Dal tema del paesaggio urbano, caro all’artista, evocato attraverso l’uso di proiezioni, come in La città ideale e Paesaggio di prossimità. Nella prima installazione, il paesaggio risulta infatti dall’intreccio delle ombre proiettate di oggetti di recupero posti su una giostra, che ruota a simulare lo scorrere di uno skyline visto da un mezzo in movimento. Nella seconda opera pittorica, invece, il paesaggio è dato dalle ombre di oggetti proiettate su uno sfondo.

La città ideale 2019
Paesaggio di prossimità 2012 e 2020

Passando per opere che mettono alla prova lo sguardo, come Fuori Registro e Interno Negativo.
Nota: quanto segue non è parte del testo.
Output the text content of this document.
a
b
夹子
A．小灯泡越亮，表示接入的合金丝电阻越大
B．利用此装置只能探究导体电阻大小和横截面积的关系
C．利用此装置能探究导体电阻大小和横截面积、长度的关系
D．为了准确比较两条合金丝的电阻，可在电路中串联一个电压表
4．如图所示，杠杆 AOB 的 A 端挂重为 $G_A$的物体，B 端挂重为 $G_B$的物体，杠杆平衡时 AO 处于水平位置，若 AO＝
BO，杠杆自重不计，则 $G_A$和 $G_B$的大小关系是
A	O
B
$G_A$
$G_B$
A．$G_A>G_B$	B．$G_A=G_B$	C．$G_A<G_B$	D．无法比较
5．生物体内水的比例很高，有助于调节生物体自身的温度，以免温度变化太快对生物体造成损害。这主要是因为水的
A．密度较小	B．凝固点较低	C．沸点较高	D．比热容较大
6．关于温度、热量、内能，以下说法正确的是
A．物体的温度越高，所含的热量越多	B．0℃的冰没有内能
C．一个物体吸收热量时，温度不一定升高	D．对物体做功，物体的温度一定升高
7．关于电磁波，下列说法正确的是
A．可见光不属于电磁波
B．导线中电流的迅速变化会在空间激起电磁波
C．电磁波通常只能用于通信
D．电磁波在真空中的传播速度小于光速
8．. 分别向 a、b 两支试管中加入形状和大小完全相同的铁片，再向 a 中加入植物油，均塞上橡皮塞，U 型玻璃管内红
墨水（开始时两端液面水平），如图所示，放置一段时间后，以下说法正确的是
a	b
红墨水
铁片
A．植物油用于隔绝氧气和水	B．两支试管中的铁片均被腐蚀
In entrambe, evocando tavoli di lavoro, la percezione del fruitore ha a che fare o con immagini realizzate a frottage partendo da una proiezione a parete degli oggetti o costruite a partire dal loro negativo fotografico, ovvero una fotografica del dipinto-negativo dando un positivo che al contempo è un negativo.

Fuori registro 1995
Fuori registro – particolare – 1995
Interno negativo 1994

Sulla stessa strada disturbante si trovano altre due opere, Senza Rete, (Genova) e In Grid, nelle quali però l’elemento di disturbo della percezione dell’immagine è la rete. Se nella prima, infatti, l’immagine sul fondo è data dal poco colore, che è riuscito a passare dalla rete e depositarsi; nella seconda, la rete costringe continuamente l’occhio alla messa a fuoco di ciò che guarda, ovvero l’immagine al fondo data da una stesura di smalti su fotocopia.

Senza Rete, Genova 2011
Senza Rete, Genova – Particolare – 2011
In Grid 2018

Fino ad arrivare a opere che giocano sul concetto di presenza/assenza, come I pieni e i vuoti si somigliano, ma non nel numero, Tre piede e la più recente Polvere contemporanea (assenza di Roland).

I pieni e i vuoti si assomigliano, ma non nel numero 1992
I pieni e i vuoti si assomigliano, ma non nel numero 1992

Nella prima serie, i dipinti rappresentano i vuoti delle forme di oggetti domestici assumendo autonomia formale in un percorso dell’individuazione dell’oggetto a partire dai vuoti della sua forma.

Tre piede 1998

Nella seconda installazione, invece, il cavalletto della macchina fotografica si manifesta a parete come riflesso, mentre il negativo della silhouette ricavata sullo specchio torna in forma positiva e realistica.

Polvere contemporanea (assenza di Roland) 2012

Nell’ultima opera, invece, ad essere rappresentata è l’assenza lasciata nello spazio dello stabilimento della Gea di Milano dalla macchina tipografica offset Roland Ultra 1968 dopo il suo trasferimento in India.

Bottiglia Perfetta 2012

Pancrazzi dimostra come “la pluralità dell’osservazione e della percezione” metta “in crisi le regole della scienza che pure ne sono fondamento” ed invita lo spettatore a mettersi in discussione e a giocare con la propria percezione. In poche parole l’artista invita a sorprenderci ancora.

La mostra è visitabile il giovedì e venerdì dalle 17.00 alle 19.30 fino al 14 febbraio, presso Villa Pacchiani Centro Espositivo, P.zza P. P. Pasolini, Santa Croce sull’Arno.